Cyota gives RSA token-less authentication

RSA Security's proposed acquisition of privately held Cyota will allow the company to offer a relatively cheap two factor, non token-based authentication system for its banking customers. RSA is probably best known for its SecureID tokens, which are used by the majority of large corporates and government departments to provide users with two factor authentication for accessing their network.

RSA Security's proposed acquisition of privately held Cyota will allow the company to offer a relatively cheap two factor, non token-based authentication system for its banking customers.

RSA is probably best known for its SecureID tokens, which are used by the majority of large corporates and government departments to provide users with two factor authentication for accessing their network. The tokens have also been deployed by banks to provide their high value customers with more secure access to online banking facilities.

However, banks have generally held off deploying token-based authentication for the majority of their customers because of the costs involved. Tim Pickard, vice president of international marketing at RSA Security told ZDNet Australia on Wednesday that the Cyota acquisition will allow RSA to provide banks with a means to reliably authenticate their customers without having to supply them with SecureID tokens.

Pickard explained that one of Cyota's products is a product called eSphinx, which collects information about the user during the usual authentication process and creates a risk assessment to help decide if the user should be treated suspiciously.

"[Cyota] has machine-based authentication -- it scans your laptop or PC and takes a number of sample readings of the setup," said Pickard who said the system is likely to be 'suspicious' if a user that usually accesses their online bank from a certain laptop in Sydney suddenly logs in from a different machine based in Eastern Europe or China.

"It manages the risk by profiling - such as the number of times you have logged in, the time of day, the place you are logging in from. All these things go into creating a risk score," said Pickard.
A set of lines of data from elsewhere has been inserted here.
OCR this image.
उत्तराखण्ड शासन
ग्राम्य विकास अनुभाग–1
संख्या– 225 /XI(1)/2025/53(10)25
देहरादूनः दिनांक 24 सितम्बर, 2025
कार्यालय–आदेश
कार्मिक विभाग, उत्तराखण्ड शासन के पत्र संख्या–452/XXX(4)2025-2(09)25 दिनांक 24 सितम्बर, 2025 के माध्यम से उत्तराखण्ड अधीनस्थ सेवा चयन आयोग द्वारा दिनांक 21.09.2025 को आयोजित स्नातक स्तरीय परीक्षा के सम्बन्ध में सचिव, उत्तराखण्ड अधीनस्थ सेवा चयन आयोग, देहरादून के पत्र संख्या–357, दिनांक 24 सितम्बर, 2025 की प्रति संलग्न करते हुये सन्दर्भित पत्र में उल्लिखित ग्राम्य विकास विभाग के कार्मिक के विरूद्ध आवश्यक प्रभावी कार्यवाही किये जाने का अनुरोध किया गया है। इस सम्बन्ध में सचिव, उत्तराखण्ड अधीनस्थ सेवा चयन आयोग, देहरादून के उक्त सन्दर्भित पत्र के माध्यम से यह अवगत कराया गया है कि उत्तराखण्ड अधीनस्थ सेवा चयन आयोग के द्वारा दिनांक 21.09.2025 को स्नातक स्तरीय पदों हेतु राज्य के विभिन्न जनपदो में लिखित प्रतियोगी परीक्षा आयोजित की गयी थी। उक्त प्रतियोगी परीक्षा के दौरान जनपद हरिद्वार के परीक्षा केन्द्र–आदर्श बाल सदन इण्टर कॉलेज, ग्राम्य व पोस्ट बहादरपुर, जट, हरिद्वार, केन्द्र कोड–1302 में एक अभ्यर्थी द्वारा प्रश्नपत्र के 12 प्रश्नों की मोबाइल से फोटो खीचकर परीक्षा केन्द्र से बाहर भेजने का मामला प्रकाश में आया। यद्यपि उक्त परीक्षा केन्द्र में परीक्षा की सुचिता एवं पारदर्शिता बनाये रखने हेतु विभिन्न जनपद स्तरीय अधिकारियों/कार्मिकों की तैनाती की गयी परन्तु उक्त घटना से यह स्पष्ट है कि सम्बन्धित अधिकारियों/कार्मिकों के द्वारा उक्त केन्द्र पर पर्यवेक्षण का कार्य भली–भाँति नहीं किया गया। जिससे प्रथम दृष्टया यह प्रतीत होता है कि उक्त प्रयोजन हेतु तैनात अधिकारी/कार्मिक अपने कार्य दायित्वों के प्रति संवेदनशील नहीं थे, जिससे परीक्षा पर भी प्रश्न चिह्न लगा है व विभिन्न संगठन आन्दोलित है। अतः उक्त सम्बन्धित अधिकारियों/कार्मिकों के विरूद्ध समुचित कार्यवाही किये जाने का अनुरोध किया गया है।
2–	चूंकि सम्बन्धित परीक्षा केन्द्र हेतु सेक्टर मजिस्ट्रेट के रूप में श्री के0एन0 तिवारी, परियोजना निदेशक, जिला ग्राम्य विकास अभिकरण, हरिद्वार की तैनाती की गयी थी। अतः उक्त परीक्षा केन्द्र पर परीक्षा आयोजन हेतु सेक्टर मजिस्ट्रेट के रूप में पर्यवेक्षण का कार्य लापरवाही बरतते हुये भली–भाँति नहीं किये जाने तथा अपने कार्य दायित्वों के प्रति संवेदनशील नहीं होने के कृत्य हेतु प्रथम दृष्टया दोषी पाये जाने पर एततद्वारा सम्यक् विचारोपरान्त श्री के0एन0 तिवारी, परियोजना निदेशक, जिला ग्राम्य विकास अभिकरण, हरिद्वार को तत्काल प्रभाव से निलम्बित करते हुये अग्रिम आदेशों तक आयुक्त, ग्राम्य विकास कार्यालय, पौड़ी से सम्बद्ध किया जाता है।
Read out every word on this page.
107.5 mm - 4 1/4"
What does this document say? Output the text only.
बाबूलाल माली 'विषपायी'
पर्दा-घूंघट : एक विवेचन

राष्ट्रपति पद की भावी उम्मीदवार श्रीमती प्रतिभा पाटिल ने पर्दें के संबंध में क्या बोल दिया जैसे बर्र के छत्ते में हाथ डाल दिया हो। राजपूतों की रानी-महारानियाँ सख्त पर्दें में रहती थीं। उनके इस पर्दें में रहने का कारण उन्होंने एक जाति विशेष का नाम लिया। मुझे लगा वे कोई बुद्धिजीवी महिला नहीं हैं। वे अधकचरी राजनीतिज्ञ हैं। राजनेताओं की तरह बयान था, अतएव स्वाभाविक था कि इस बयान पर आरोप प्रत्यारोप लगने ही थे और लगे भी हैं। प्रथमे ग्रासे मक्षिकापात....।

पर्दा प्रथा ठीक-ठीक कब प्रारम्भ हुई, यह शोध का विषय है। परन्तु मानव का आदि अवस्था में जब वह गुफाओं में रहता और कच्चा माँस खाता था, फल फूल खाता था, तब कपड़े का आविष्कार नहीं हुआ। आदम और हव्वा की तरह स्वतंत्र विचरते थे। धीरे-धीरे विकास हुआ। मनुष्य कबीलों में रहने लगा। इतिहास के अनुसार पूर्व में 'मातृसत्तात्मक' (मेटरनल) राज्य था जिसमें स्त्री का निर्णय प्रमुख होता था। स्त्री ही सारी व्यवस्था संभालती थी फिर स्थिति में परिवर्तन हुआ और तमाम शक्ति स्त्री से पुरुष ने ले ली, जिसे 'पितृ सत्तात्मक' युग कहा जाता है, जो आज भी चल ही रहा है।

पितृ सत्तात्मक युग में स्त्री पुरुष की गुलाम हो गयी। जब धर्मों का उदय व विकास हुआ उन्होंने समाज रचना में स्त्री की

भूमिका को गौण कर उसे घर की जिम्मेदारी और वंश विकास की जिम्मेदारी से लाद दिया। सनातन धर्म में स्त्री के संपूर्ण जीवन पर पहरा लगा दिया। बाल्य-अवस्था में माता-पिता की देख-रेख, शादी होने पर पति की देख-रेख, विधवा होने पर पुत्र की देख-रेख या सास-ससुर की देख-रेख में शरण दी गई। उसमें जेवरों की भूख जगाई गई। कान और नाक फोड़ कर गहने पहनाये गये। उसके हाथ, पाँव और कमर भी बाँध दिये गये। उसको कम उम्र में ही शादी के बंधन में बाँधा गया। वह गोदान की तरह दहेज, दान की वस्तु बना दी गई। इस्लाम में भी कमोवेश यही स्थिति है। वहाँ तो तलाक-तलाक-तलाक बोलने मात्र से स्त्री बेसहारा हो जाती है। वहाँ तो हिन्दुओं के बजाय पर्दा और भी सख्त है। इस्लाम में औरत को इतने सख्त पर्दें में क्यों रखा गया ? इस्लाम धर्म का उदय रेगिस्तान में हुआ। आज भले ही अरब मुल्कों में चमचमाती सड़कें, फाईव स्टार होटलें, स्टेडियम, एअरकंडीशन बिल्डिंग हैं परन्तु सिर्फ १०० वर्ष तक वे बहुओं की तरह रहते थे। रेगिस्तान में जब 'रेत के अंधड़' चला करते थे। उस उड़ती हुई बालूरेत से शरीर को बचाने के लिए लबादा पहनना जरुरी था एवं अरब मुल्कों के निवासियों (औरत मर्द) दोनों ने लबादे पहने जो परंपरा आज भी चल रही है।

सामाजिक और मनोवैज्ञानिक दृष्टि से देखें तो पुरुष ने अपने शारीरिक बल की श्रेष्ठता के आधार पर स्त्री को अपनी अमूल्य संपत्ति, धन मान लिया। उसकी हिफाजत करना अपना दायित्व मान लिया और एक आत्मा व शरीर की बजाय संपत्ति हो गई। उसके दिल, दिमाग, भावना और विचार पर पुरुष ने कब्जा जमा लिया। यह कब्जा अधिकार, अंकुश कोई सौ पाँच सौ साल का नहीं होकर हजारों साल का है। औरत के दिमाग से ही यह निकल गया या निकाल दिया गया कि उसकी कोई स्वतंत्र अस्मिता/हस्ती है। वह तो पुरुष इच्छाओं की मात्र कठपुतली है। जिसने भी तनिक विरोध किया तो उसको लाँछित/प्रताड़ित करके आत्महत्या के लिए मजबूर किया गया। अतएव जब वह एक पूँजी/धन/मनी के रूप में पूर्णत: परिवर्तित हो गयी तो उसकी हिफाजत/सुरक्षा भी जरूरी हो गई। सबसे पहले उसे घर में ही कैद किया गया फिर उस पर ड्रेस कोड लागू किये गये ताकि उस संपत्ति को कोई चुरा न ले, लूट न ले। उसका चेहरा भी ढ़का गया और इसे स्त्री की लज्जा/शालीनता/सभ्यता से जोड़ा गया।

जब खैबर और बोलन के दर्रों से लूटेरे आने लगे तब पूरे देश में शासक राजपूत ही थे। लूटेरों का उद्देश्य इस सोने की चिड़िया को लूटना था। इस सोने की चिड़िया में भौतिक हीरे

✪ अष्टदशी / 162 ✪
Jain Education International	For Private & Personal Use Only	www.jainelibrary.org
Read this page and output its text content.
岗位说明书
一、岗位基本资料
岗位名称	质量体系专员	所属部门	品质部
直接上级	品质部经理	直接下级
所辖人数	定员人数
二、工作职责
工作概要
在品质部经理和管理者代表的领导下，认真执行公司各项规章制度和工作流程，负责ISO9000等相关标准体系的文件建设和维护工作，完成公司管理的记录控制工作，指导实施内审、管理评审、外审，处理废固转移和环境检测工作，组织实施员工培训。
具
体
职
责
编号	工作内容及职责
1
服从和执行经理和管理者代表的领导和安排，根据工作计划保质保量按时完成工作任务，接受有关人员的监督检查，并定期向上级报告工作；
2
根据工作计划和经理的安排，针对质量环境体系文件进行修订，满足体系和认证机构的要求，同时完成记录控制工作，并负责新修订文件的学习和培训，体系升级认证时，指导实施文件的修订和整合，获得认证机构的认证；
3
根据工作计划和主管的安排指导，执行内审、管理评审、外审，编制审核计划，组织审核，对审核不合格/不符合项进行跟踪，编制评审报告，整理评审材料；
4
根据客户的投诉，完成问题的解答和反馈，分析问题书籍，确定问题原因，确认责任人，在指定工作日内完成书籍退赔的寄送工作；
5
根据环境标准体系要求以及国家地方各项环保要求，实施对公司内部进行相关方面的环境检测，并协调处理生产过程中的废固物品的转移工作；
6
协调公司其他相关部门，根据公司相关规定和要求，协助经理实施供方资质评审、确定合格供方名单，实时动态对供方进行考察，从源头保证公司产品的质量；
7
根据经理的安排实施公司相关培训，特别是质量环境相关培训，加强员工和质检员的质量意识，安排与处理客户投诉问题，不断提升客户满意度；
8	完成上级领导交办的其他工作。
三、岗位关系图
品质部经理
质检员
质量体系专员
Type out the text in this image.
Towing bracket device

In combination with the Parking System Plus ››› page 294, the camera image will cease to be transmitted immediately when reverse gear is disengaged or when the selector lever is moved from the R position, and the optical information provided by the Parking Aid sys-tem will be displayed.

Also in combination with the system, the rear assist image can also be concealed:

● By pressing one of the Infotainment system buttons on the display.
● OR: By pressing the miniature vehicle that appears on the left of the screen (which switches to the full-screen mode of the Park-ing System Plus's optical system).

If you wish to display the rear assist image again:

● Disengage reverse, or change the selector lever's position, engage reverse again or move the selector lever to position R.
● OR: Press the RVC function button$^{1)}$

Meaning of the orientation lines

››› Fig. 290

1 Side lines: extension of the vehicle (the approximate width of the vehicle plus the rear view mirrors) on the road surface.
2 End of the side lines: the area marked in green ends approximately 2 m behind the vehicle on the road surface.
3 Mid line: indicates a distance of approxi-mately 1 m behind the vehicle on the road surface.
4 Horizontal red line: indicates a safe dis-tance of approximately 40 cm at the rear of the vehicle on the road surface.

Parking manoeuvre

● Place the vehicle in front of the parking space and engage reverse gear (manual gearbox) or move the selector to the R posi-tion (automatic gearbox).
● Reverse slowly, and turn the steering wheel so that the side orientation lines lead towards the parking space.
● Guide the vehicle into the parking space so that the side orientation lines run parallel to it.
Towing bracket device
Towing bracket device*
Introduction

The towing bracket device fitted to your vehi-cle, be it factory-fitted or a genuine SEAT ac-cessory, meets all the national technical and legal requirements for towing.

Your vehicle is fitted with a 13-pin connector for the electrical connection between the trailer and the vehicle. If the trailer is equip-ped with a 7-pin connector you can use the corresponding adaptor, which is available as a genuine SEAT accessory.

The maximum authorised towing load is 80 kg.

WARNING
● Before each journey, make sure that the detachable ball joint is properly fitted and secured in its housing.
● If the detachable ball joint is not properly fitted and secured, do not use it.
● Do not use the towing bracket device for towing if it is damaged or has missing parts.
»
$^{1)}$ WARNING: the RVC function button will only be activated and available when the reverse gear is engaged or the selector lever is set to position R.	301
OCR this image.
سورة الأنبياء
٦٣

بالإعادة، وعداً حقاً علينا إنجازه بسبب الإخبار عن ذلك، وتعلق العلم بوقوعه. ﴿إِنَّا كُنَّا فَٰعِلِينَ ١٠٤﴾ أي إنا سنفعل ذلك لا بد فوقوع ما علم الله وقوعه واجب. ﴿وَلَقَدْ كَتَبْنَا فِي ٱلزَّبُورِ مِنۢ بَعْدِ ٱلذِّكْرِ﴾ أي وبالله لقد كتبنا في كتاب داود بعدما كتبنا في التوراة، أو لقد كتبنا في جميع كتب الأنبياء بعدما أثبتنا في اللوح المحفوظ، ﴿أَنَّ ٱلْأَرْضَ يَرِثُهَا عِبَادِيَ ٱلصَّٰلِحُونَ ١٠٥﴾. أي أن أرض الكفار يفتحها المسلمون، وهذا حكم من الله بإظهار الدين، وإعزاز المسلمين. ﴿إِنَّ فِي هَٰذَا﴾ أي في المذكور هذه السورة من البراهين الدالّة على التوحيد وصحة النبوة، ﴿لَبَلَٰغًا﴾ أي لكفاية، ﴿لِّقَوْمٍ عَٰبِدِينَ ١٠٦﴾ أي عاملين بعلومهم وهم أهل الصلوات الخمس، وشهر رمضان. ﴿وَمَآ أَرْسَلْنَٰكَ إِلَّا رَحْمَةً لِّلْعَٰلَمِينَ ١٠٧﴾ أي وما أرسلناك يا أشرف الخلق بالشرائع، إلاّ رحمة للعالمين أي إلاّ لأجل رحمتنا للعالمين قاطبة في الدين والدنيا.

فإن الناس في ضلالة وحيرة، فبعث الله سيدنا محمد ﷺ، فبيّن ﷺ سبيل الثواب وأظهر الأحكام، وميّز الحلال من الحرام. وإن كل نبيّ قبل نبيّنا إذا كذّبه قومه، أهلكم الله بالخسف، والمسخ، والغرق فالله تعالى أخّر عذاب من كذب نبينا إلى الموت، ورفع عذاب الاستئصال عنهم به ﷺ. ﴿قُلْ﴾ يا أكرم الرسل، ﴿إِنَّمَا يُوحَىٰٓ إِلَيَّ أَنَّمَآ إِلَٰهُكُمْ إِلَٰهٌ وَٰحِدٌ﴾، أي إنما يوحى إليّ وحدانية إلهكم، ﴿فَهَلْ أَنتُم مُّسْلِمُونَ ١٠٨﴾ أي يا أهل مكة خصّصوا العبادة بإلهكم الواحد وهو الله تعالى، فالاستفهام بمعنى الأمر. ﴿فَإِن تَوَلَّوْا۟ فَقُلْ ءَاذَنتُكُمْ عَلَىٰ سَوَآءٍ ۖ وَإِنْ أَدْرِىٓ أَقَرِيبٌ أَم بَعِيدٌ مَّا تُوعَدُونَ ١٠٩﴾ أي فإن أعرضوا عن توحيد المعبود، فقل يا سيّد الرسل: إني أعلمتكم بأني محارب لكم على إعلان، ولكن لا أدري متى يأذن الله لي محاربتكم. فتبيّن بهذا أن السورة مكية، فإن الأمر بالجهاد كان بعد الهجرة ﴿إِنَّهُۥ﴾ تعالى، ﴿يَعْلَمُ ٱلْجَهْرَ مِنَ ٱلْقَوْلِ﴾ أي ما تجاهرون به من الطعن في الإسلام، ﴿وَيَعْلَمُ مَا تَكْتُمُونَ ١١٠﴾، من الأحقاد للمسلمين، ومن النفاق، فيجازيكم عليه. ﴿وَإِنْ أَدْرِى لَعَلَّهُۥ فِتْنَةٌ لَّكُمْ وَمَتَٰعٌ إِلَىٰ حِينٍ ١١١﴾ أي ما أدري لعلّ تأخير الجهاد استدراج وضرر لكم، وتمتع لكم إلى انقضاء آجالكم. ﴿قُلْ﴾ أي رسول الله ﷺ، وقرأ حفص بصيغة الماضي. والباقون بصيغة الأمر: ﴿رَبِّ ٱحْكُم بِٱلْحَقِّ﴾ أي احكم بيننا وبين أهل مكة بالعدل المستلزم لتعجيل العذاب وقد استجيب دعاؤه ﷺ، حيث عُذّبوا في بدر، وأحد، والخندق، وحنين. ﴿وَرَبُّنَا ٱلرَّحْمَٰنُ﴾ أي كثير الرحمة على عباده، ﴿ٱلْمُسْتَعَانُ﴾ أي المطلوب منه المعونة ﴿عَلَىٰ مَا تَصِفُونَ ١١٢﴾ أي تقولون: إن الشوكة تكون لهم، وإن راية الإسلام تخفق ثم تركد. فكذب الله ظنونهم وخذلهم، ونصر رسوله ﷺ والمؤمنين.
Pickard said that anybody that is flagged 'suspicious' may have to answer additional security questions or authenticate by phone before being given access.

"If your risk score is below this number then you are in, if it is above that number then you have to do another form of authentication -- such as another question, a phone call, even a one time password," he said.

According to Cyota's Web site, its software currently flags up around one percent of banking logins as suspicious.

Pickard said the authentication system is currently only being targeted at financial institutions, but it could also benefit online gaming sites and even retailers such as Amazon.com.

"It is mainly focused at banks but… there are definitely other areas where it could be useful. RSA has not directly spoken to companies [such as Amazon.com and ] about this but that is the type of company," said Pickard.